Vöhringen: Hier ist die Rückerstattung bereits im vollen Gange. "Für die Anschlüsse der vergangenen zwei Jahre - das waren etwa 50 Stück - haben wir das Geld bereits ausgezahlt", sagt Bernd Hieber von der Stadtverwaltung. Frühere Fälle können demnächst ihr Geld per Formular zurückfordern. Die Bürger werden darüber in den amtlichen Bekanntmachungen und im Internet informiert. "Dabei handelt es sich noch mal um 500 bis 600 Fälle. Das ist mit einem gewaltigen Verwaltungsaufwand verbunden", sagt Hieber. Das Formular dafür steht im Internet unter www.voehringen.de. Es ist außerdem im Bauamt erhältlich oder wird bei Bedarf zugeschickt.

Gemeinderäte entscheiden

VG Altenstadt: Peter Schubert vom Hauptamt hat den VG-Gemeinden bereits nahegelegt, das Geld zurückzuzahlen. "Die Bürger müssten dazu ihren alten Bescheid heraussuchen und einen Antrag ausfüllen", erklärt er. Doch zunächst müssen die Gemeinderäte über den Vorschlag der Verwaltung abstimmen.
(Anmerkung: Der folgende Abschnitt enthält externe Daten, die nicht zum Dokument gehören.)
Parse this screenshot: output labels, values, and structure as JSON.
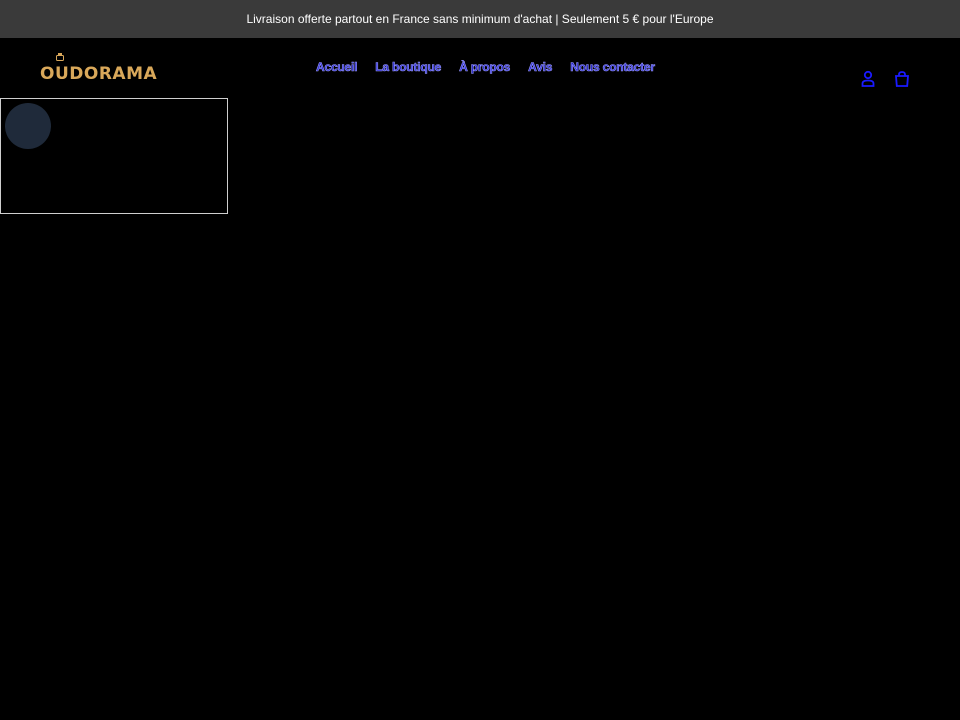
{
  "announcement": {
    "text": "Livraison offerte partout en France sans minimum d'achat | Seulement 5 € pour l'Europe"
  },
  "header": {
    "logo_text": "OUDORAMA",
    "nav": [
      {
        "label": "Accueil"
      },
      {
        "label": "La boutique"
      },
      {
        "label": "À propos"
      },
      {
        "label": "Avis"
      },
      {
        "label": "Nous contacter"
      }
    ],
    "icons": {
      "account": "account-icon",
      "cart": "cart-icon"
    }
  },
  "colors": {
    "background": "#000000",
    "announcement_bg": "#3a3a3a",
    "logo_gold": "#d9a85a",
    "nav_link": "#2b2bcc",
    "icon_blue": "#1a1aff"
  }
}
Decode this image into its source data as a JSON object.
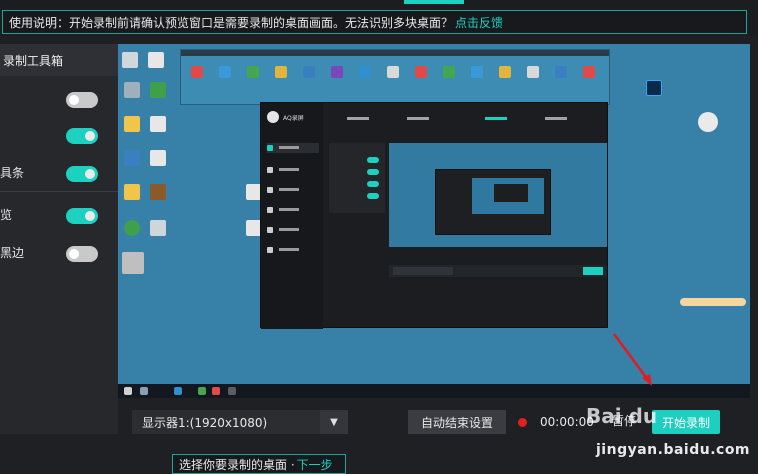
{
  "top_instruction": {
    "text": "使用说明：开始录制前请确认预览窗口是需要录制的桌面画面。无法识别多块桌面？",
    "link": "点击反馈"
  },
  "sidebar": {
    "title": "录制工具箱",
    "rows": [
      {
        "label": "",
        "toggle": "off"
      },
      {
        "label": "",
        "toggle": "on"
      },
      {
        "label": "具条",
        "toggle": "on"
      },
      {
        "label": "览",
        "toggle": "on"
      },
      {
        "label": "黑边",
        "toggle": "off"
      }
    ]
  },
  "preview": {
    "nested_app_name": "AQ录屏"
  },
  "controls": {
    "display_select": "显示器1:(1920x1080)",
    "auto_end_button": "自动结束设置",
    "timer": "00:00:00",
    "pause_button": "暂停",
    "start_button": "开始录制"
  },
  "bottom_tip": {
    "text": "选择你要录制的桌面 ·",
    "link": "下一步"
  },
  "watermark": {
    "logo_text": "Bai du",
    "site_text": "jingyan.baidu.com"
  },
  "colors": {
    "accent": "#1dd1c1",
    "record_red": "#e0211f",
    "desktop_blue": "#3781a8",
    "background": "#1e2024"
  }
}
Dann käme auf die Verwaltung viel Arbeit zu. "Grob geschätzt könnten 1000 Anträge eingehen", sagt Schubert. So musste etwa im betroffenen Zeitraum jeder Haushalt in Altenstadt und Osterberg Verbesserungsbeiträge für den neuen Hochbehälter zahlen. Auch hier wurde laut Schubert ein zu hoher Mehrwertsteuersatz berechnet.
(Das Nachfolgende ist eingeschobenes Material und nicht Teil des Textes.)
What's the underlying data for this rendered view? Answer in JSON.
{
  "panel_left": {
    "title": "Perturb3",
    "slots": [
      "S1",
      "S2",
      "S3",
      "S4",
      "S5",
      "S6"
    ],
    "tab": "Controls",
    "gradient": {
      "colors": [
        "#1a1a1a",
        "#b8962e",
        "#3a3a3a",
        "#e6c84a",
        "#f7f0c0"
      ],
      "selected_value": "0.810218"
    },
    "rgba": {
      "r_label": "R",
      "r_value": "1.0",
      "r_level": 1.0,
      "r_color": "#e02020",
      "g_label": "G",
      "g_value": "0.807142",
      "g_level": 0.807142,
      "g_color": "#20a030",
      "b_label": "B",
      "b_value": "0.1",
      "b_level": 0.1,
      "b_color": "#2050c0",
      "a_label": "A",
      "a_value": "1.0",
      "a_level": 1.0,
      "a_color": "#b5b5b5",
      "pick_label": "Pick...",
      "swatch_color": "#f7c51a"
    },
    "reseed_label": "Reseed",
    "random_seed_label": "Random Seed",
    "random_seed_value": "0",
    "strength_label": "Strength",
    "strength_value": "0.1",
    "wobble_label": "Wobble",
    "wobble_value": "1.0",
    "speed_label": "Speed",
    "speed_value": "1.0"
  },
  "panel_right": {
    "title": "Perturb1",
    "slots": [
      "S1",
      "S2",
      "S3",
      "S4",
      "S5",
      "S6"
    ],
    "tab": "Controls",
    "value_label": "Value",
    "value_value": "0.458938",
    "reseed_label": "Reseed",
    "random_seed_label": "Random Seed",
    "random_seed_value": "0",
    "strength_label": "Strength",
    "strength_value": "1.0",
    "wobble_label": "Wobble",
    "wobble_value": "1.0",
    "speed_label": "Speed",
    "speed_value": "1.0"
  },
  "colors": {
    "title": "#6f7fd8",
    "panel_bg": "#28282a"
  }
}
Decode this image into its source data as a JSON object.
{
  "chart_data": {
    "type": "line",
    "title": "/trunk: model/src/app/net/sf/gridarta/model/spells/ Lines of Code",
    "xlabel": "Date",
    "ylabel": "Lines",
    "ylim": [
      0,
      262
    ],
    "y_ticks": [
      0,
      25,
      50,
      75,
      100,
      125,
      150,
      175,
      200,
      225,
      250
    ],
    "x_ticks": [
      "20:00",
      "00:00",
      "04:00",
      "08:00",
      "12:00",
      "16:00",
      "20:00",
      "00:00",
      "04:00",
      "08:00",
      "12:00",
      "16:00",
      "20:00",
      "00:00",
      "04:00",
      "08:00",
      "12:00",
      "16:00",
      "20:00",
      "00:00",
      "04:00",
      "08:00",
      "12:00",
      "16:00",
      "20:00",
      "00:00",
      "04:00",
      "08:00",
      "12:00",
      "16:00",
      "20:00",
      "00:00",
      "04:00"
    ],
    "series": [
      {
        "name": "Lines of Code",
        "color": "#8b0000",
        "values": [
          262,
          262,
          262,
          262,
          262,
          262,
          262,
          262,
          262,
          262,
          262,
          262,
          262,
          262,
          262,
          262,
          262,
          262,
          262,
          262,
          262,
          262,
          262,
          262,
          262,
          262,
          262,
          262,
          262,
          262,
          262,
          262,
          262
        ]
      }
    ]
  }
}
VG Babenhausen: "Wir streben VG-weit eine einheitliche Lösung an", erklärt VG-Geschäftsstellenleiter Bernd Ziegler. Jedoch müssen die Bürgermeister und dann die einzelnen Gemeinderäte der Rückerstattung zustimmen.

VG Buch: Auch in der VG Buch ist ein entsprechender Beschluss noch nicht gefasst worden. "Wir wollen uns zunächst über den Sachverhalt beim Finanzamt genau informieren", sagt Sandra Gauger von der Kämmerei der Verwaltungsgemeinschaft.